China’s economic planners face several headaches: bursting credit bubbles, slumping housing sales and poor outlooks in exports markets such as the U.S. and Europe. To that list add another concern, the return of labor unrest in manufacturing regions in south China. Factory workers have launched a series of strikes in recent weeks. While the labor actions have yet to cause widespread unrest, they are the most significant since workers at several foreign-owned plants went on strike in the summer of 2010.
Last week workers from the Yucheng Footwear factory in Dongguan, Guangdong, went on strike and are still carry out a work slow-down despite police mobilization, CNN reported. Reuters journalists were blocked by security guards while covering a strike at shoemaker Yue Yuen Industrial Holdings in the Guangdong town of Huangjiang, where thousands of workers took to the streets on Thursday.

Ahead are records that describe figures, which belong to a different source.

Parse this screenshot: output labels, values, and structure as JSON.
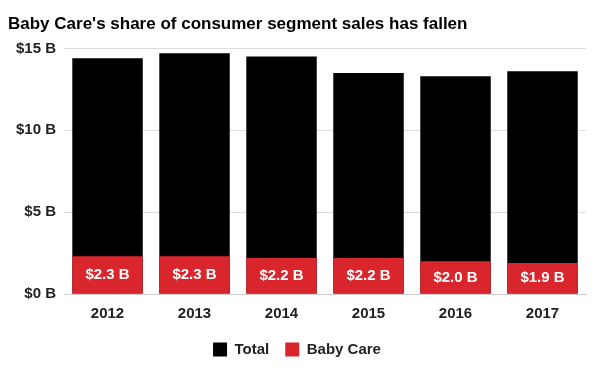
{
  "chart_data": {
    "type": "bar",
    "title": "Baby Care's share of consumer segment sales has fallen",
    "categories": [
      "2012",
      "2013",
      "2014",
      "2015",
      "2016",
      "2017"
    ],
    "series": [
      {
        "name": "Total",
        "color": "#000000",
        "values": [
          14.4,
          14.7,
          14.5,
          13.5,
          13.3,
          13.6
        ]
      },
      {
        "name": "Baby Care",
        "color": "#d9262c",
        "values": [
          2.3,
          2.3,
          2.2,
          2.2,
          2.0,
          1.9
        ],
        "value_labels": [
          "$2.3 B",
          "$2.3 B",
          "$2.2 B",
          "$2.2 B",
          "$2.0 B",
          "$1.9 B"
        ]
      }
    ],
    "ylim": [
      0,
      15
    ],
    "yticks": [
      {
        "value": 0,
        "label": "$0 B"
      },
      {
        "value": 5,
        "label": "$5 B"
      },
      {
        "value": 10,
        "label": "$10 B"
      },
      {
        "value": 15,
        "label": "$15 B"
      }
    ],
    "grid": true,
    "legend": "bottom",
    "data_labels": true
  }
}
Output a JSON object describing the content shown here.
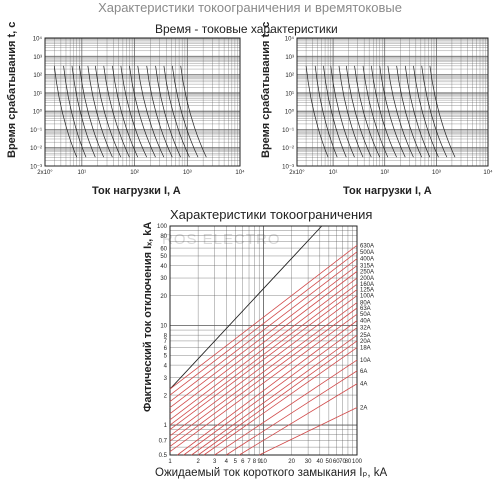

These actions have occurred as Chinese manufacturers are facing some of the toughest economic conditions in recent years. HSBC’s China purchasing manager index, a monthly statistic that reflects the volume of orders placed, hit its lowest level in 32 months, according to preliminary numbers released Wednesday. When orders decline, factory bosses often look to cut workers’ overtime, causing a painful hit to their incomes.
“As soon as margins decrease and profitability decreases, the first response of bosses is to squeeze the workforce. It’s the easiest thing they can do,” says Geoffrey Crothall of the China Labour Bulletin, a Hong Kong-based NGO that advocates for independent trade unions. While the rate of inflation has slowed in recent months, workers have still seen significant increases in food and housing costs this year, making any wage cuts that much tougher to bear. “If bosses strip overtime, all they are left with is the basic wage, which is not much more than the minimum wage and that’s not good enough for anybody,” says Crothall. “Minimum wage not living wage by any stretch. It’s a real hit to workers’ pocketbooks.”
Independent unions aren’t permitted in China, but labor actions are common in factory towns, in part because there are no formal mechanisms for collective bargaining. The ubiquity of cell phones plus advances in social-networking platforms such as the Twitter-like Sina Weibo service make it easier for workers to organize informally, despite official restrictions. And as the labor unrest in 2010 showed, strikes can multiply, particularly if workers at one factory are able to win a significant wage increase.
The cyclical pressures faced by the traditional low-cost manufacturing regions along China’s coast, like Guangdong’s Pearl River Delta, come in addition to longer term burdens. Their price competitiveness has been undercut in recent years by cheaper manufacturing in places with even lower wages, like some parts of Southeast Asia and inland Chinese provinces. That shift is good for China’s economy in the long term, and the central government has identified raising wages and developing an economy that is more reliant on domestic consumption as key goals.
But the process of getting there will inevitably be painful, and some of the winners in the current economy will lose out. Likewise, workers who see their jobs eliminated or moved to the interior will be upset and worried. “The increased cost of doing business in the Pearl River Delta and the increased cost of living which is leading firms to think about relocating inland, that is causing a degree of uncertainty in workforce,” says Crothall. “Workers don’t know what happen if their firm relocates. Do I sign a new contract? Is it the same as what I’m getting at the moment? If I get laid off will I get compensation? That’s all playing into workers’ mindests.”
For now the likelihood of broader unrest is low. But as the pressures of the slowing global economy grow heavier on China’s manufacturers, the government will have to weigh how willing it is to tolerate the inevitable strife of further economic transition.